Counsel for the AGF, Chief Emeka Ngige (SAN), told the appellate court on Thursday that Kashamu concealed material facts before Justices Abang and Buba, where he obtained restraining orders against the Federal Government.

According to him, Kashamu’s suits, which were decided by Justices Abang and Buba, were based on mere hearsay, contending that the two lower court judges miscarried justice.

He claimed that Justices Abang and Buba failed to evaluate the documentary evidence placed before them before giving their verdicts.

Ngige urged the three-man Appeal Court panel, presided over by Justice Joseph Ikhegh, to overturn the two judgments and give force to Kashamu’s extradition.

But he was opposed by Kashamu’s lawyer, Chief Lateef Fagbemi (SAN), who insisted that the decisions by the high court judges were in order.

Fagbemi urged the court to dismiss the Federal Government’s appeal.

After the parties had argued and adopted their written addresses, the court reserved judgment in the appeal till a date to be communicated to the parties soon.

The move by the National Drug Law Enforcement Agency to extradite Kashamu to the US in 2015 had hit a brick wall on account of a May 27, 2015 judgment of Justice Okon Abang, which was subsequently reaffirmed by Justice Buba on June 23, 2015.

Justice Abang, in his judgment, had declared as illegal any attempt to abduct or forcibly transport Kashamu to the US to stand trial in relation to drug-trafficking allegations “from which he had been exonerated by two British courts.”

Justice Abang also granted Kashamu’s prayer that having earlier obtained the judgment of a Nigerian court on January 6,  2014 barring his arrest and extradition to the US, and the judgment having not been set aside, the Federal Government could not arrest and extradite him to the US.

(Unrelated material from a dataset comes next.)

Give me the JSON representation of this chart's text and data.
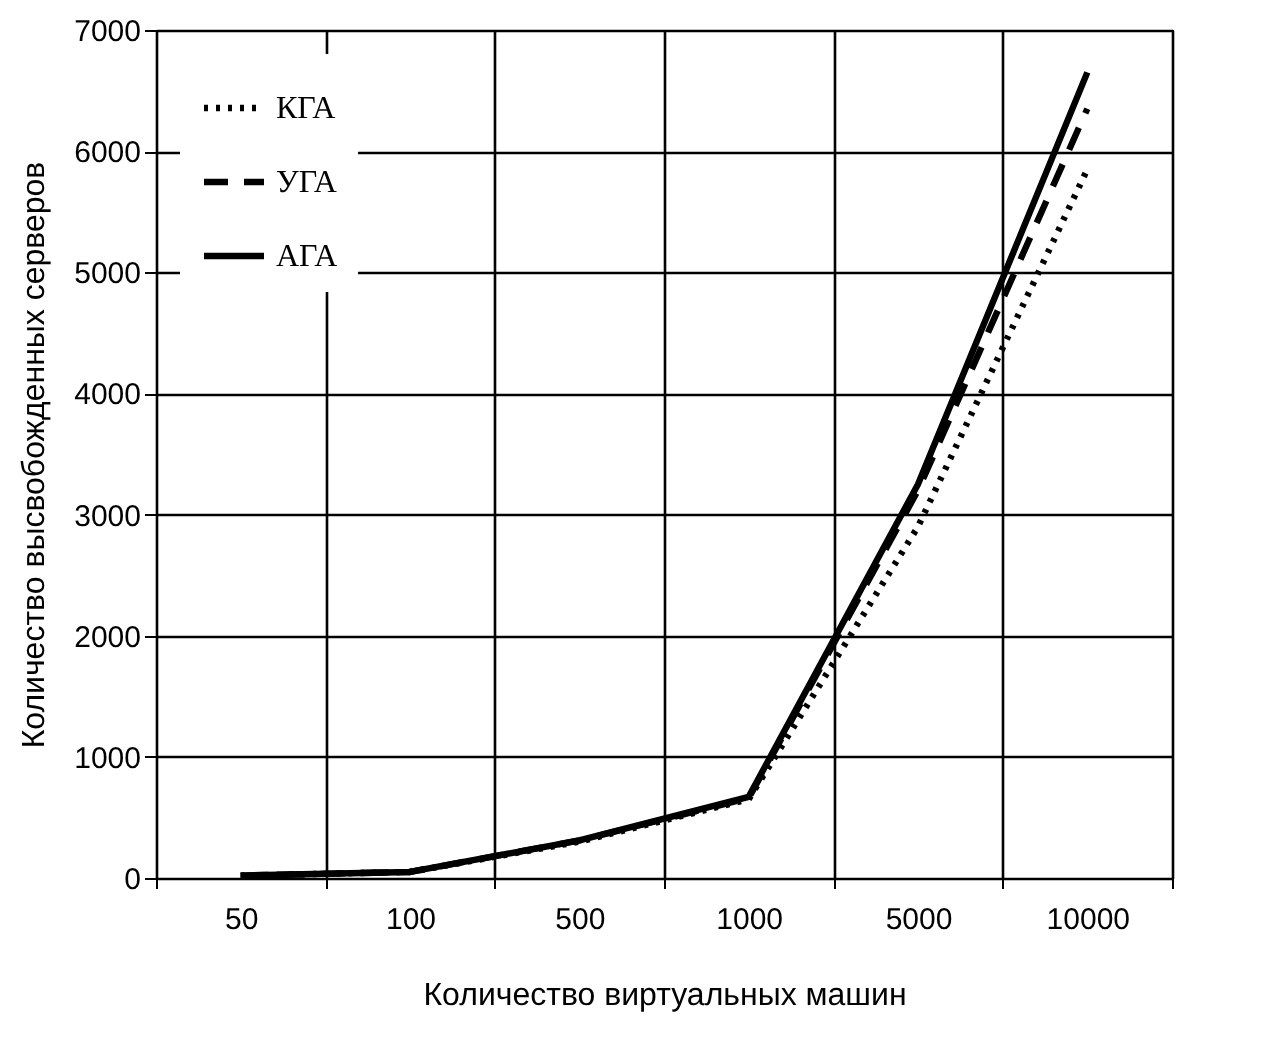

Kashamu had instituted the fundamental rights enforcement action in April 2015, alleging that there was a plot by his political opponents, led by former President Olusegun Obasanjo, to use Nigerian security agencies to abduct and forcibly transport him to the US to stand trial before Judge Norgle.

 He sought a declaration of the court that the move amounted to a violation of his rights to liberty, freedom of association and freedom of movement as protected by sections 35, 40 and 41 of the Constitution.

Some of the respondents in the suit were the Inspector-General of Police; the Chairman, National Drug Law Enforcement Agency; Chairman, Economic and Financial Crimes Commission; Director General, Department of State Services; the Interpol National Central Bureau; and the Attorney General of the Federation.

Justice Abang, while restraining the respondents from making any move to arrest Kashamu in relation to the alleged drug-trafficking offence in the US, held that there was a subsisting January 6, 2014  court judgment against them which had neither been appealed nor set aside.

 Kashamu had in 2010 filed the suit following a petition to the IG, the Nigeria Customs Service, DSS and the NDLEA by a group called the Concerned Citizens of Ogun State.

 The group had, in the said petition dated December 18, 2009, said Kashamu fled the UK and escaped to Nigeria after serving a jail term for drug-trafficking and money laundering, adding that he was wanted by the US government.

 The court, in a judgment delivered on January 6, 2014 held that the respondents could no longer act on any petition or extradition application from any country in the world in relation to the said drug-trafficking allegations from which two British courts had freed Kashamu.